# Winter time Bo Bos



## ranger250x (May 30, 2015)

What time of year do the false albicore start coming in close enough for beach fishermen(women) to start slinging hooks at them? Anyone ever tried it?


----------



## JD7.62 (Feb 13, 2008)

Its so fun. Id imagine there would be some with in range right now but typically Id go on a cold cold day with a light north wind and flat calm conditions. Super fun to toss light tackle (Id like to try with a fly) at bobos as they are running "the lip."


----------



## Chris V (Oct 18, 2007)

Should start seeing some soon. They were running the inside bar in gulf shores two weeks ago before our little "Indian Summer".


----------



## ranger250x (May 30, 2015)

Nice!!!! Thanks for the replies. I want to try it out this fall. Any suggestions for lure selection? I prefer to stay artificial.


----------



## Versatile170 (Sep 16, 2015)

Throw white pompano jigs at them! That's what I have had most success with.


----------



## Jackin' 'Em Up (Dec 31, 2013)

White Hex Head jigs!!!!!!


----------



## LIM-IT-OUT (Aug 26, 2014)

ranger250x said:


> Nice!!!! Thanks for the replies. I want to try it out this fall. Any suggestions for lure selection? I prefer to stay artificial.


:whistling:.........:yes:

YEP THOSE WORK


----------



## still flippen (Oct 6, 2007)

Here in Destin area mid. Nov. through New Years seems to be the most active. Fishing close to the pass ( East jetty to Shorline Towers) is best as they key on the outflow of small fry minnow flushing out with the tides. Lots of fun days off the east and west Jetty( if you are willing to make the walk).

Favorite lures: small 1/4-1/2oz. white jigs, diamond jigs if you can still find them and silver spoons work well with good casting distance when needed. 

Still one of my favorite winter fish for just pure fun on light tackle. 

Tip: if you fish on the west beach look for the tide line and follow it down the beach as the fish move with it to the west near the pier and westward.


----------



## wtbfishin (Dec 2, 2011)

maybe 3 years ago now they wore me out along the beach w/my fly rod and I have excitedly look for them running the shore ever since :yes:. But I've never seen them in so close again :thumbdown:. I could see their eyes they were so close chasing bait. They would not pass on a gummy if you got it in the right spot. 

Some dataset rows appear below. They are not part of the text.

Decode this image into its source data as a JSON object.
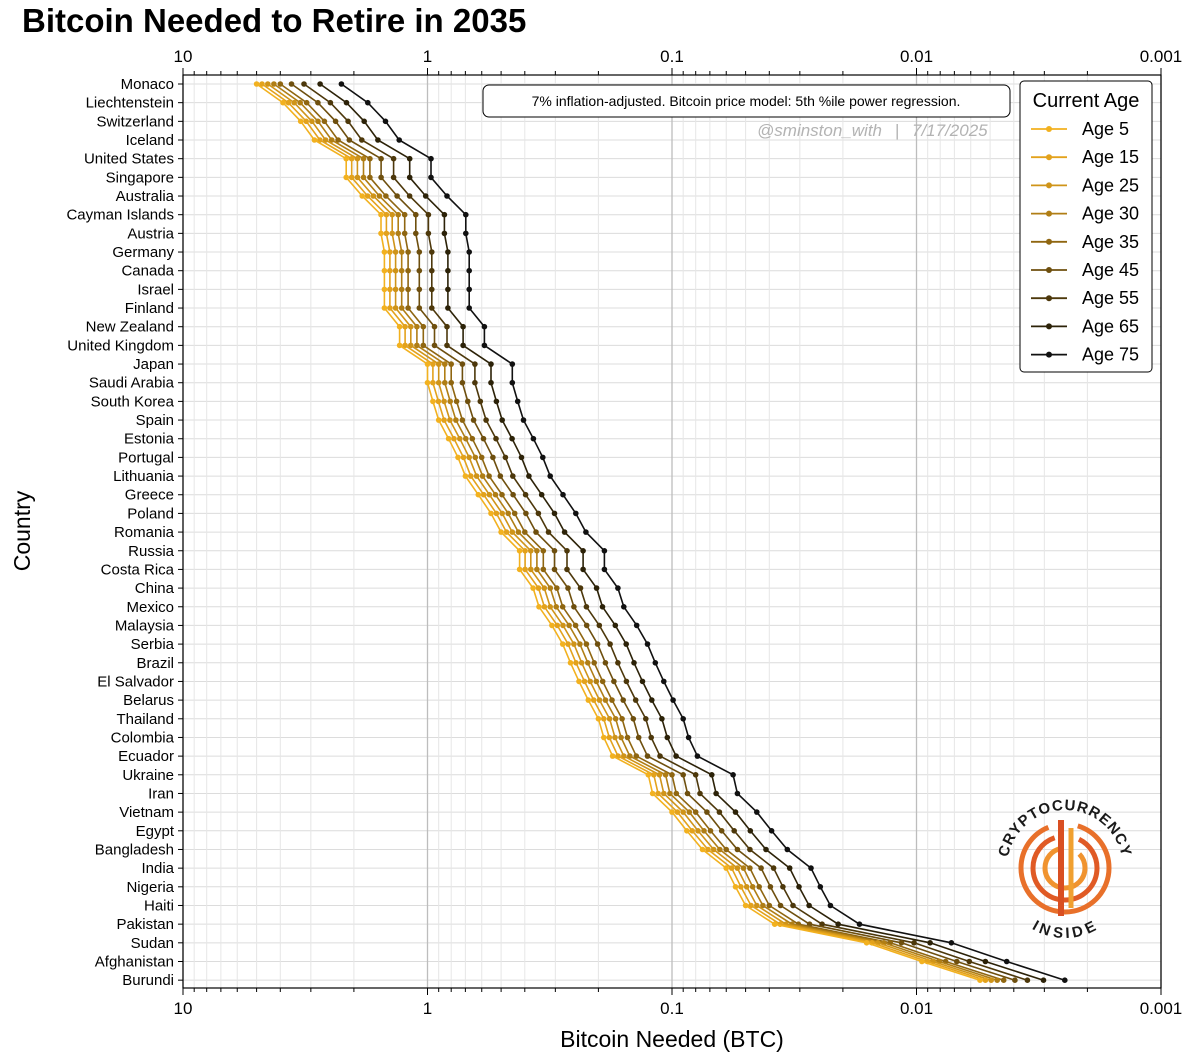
{
  "chart_data": {
    "type": "line",
    "title": "Bitcoin Needed to Retire in 2035",
    "xlabel": "Bitcoin Needed (BTC)",
    "ylabel": "Country",
    "x_scale": "log",
    "x_reversed": true,
    "xlim": [
      10,
      0.001
    ],
    "x_ticks": [
      "10",
      "1",
      "0.1",
      "0.01",
      "0.001"
    ],
    "grid": true,
    "legend_title": "Current Age",
    "legend_position": "top-right",
    "annotation": "7% inflation-adjusted. Bitcoin price model: 5th %ile power regression.",
    "watermark_handle": "@sminston_with",
    "watermark_separator": "|",
    "watermark_date": "7/17/2025",
    "categories": [
      "Monaco",
      "Liechtenstein",
      "Switzerland",
      "Iceland",
      "United States",
      "Singapore",
      "Australia",
      "Cayman Islands",
      "Austria",
      "Germany",
      "Canada",
      "Israel",
      "Finland",
      "New Zealand",
      "United Kingdom",
      "Japan",
      "Saudi Arabia",
      "South Korea",
      "Spain",
      "Estonia",
      "Portugal",
      "Lithuania",
      "Greece",
      "Poland",
      "Romania",
      "Russia",
      "Costa Rica",
      "China",
      "Mexico",
      "Malaysia",
      "Serbia",
      "Brazil",
      "El Salvador",
      "Belarus",
      "Thailand",
      "Colombia",
      "Ecuador",
      "Ukraine",
      "Iran",
      "Vietnam",
      "Egypt",
      "Bangladesh",
      "India",
      "Nigeria",
      "Haiti",
      "Pakistan",
      "Sudan",
      "Afghanistan",
      "Burundi"
    ],
    "base_values_age5": [
      5.0,
      3.9,
      3.3,
      2.9,
      2.15,
      2.15,
      1.85,
      1.55,
      1.55,
      1.5,
      1.5,
      1.5,
      1.5,
      1.3,
      1.3,
      1.0,
      1.0,
      0.95,
      0.9,
      0.82,
      0.75,
      0.7,
      0.62,
      0.55,
      0.5,
      0.42,
      0.42,
      0.37,
      0.35,
      0.31,
      0.28,
      0.26,
      0.24,
      0.22,
      0.2,
      0.19,
      0.175,
      0.125,
      0.12,
      0.1,
      0.087,
      0.075,
      0.06,
      0.055,
      0.05,
      0.038,
      0.016,
      0.0095,
      0.0055
    ],
    "series": [
      {
        "name": "Age 5",
        "color": "#f2b11f",
        "multiplier": 1.0
      },
      {
        "name": "Age 15",
        "color": "#e3a21c",
        "multiplier": 0.95
      },
      {
        "name": "Age 25",
        "color": "#cf9419",
        "multiplier": 0.9
      },
      {
        "name": "Age 30",
        "color": "#b07e15",
        "multiplier": 0.85
      },
      {
        "name": "Age 35",
        "color": "#8f6611",
        "multiplier": 0.8
      },
      {
        "name": "Age 45",
        "color": "#6e4f0e",
        "multiplier": 0.72
      },
      {
        "name": "Age 55",
        "color": "#4d380b",
        "multiplier": 0.64
      },
      {
        "name": "Age 65",
        "color": "#2c2208",
        "multiplier": 0.55
      },
      {
        "name": "Age 75",
        "color": "#111111",
        "multiplier": 0.45
      }
    ]
  },
  "logo": {
    "top_text": "CRYPTOCURRENCY",
    "bottom_text": "INSIDE"
  }
}
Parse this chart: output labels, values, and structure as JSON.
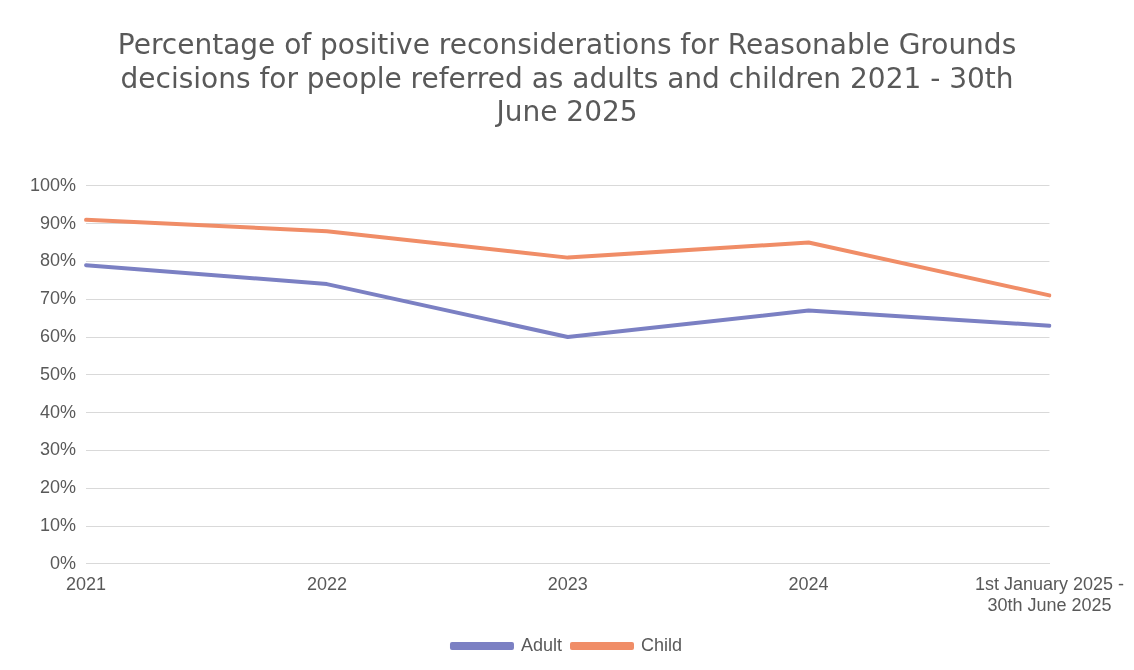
{
  "chart_data": {
    "type": "line",
    "title": "Percentage of positive reconsiderations for Reasonable Grounds decisions for people referred as adults and children 2021 - 30th June 2025",
    "categories": [
      "2021",
      "2022",
      "2023",
      "2024",
      "1st January 2025 - 30th June 2025"
    ],
    "series": [
      {
        "name": "Adult",
        "color": "#7b80c3",
        "values": [
          79,
          74,
          60,
          67,
          63
        ]
      },
      {
        "name": "Child",
        "color": "#f08d67",
        "values": [
          91,
          88,
          81,
          85,
          71
        ]
      }
    ],
    "ylim": [
      0,
      100
    ],
    "yticks": [
      {
        "value": 0,
        "label": "0%"
      },
      {
        "value": 10,
        "label": "10%"
      },
      {
        "value": 20,
        "label": "20%"
      },
      {
        "value": 30,
        "label": "30%"
      },
      {
        "value": 40,
        "label": "40%"
      },
      {
        "value": 50,
        "label": "50%"
      },
      {
        "value": 60,
        "label": "60%"
      },
      {
        "value": 70,
        "label": "70%"
      },
      {
        "value": 80,
        "label": "80%"
      },
      {
        "value": 90,
        "label": "90%"
      },
      {
        "value": 100,
        "label": "100%"
      }
    ],
    "grid": "y",
    "legend": "bottom",
    "marker": "none",
    "line_style": "solid"
  }
}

Please SHOUT out if you see them near shore again :shifty:, that may of been the most fun I've ever had on the FR and I'm dying to get into them again!!


----------



## still flippen (Oct 6, 2007)

Usually the coldest mornings the day of and after the fronts has pass through...when the northerly winds kick in. Southerly winds don't seem to get them fired up like the cold north winds do.


----------



## ranger250x (May 30, 2015)

Thanks for the replies! I'm excited to walk the beach and try to find them. It will give me a new challenge.


----------



## flounder1156 (Jul 9, 2009)

*Bonito on the beach.......*

what all the others have stated ....cold morning ; clear water; calm surf :watch the terns and gulls , ....the best lure is a white 3/4 oz. hex head jig/with prism flashabou ( Bird Of Prey Tackle guys make these.) . using a seven ft. medium action rod with ten lb test. loads of fun.


----------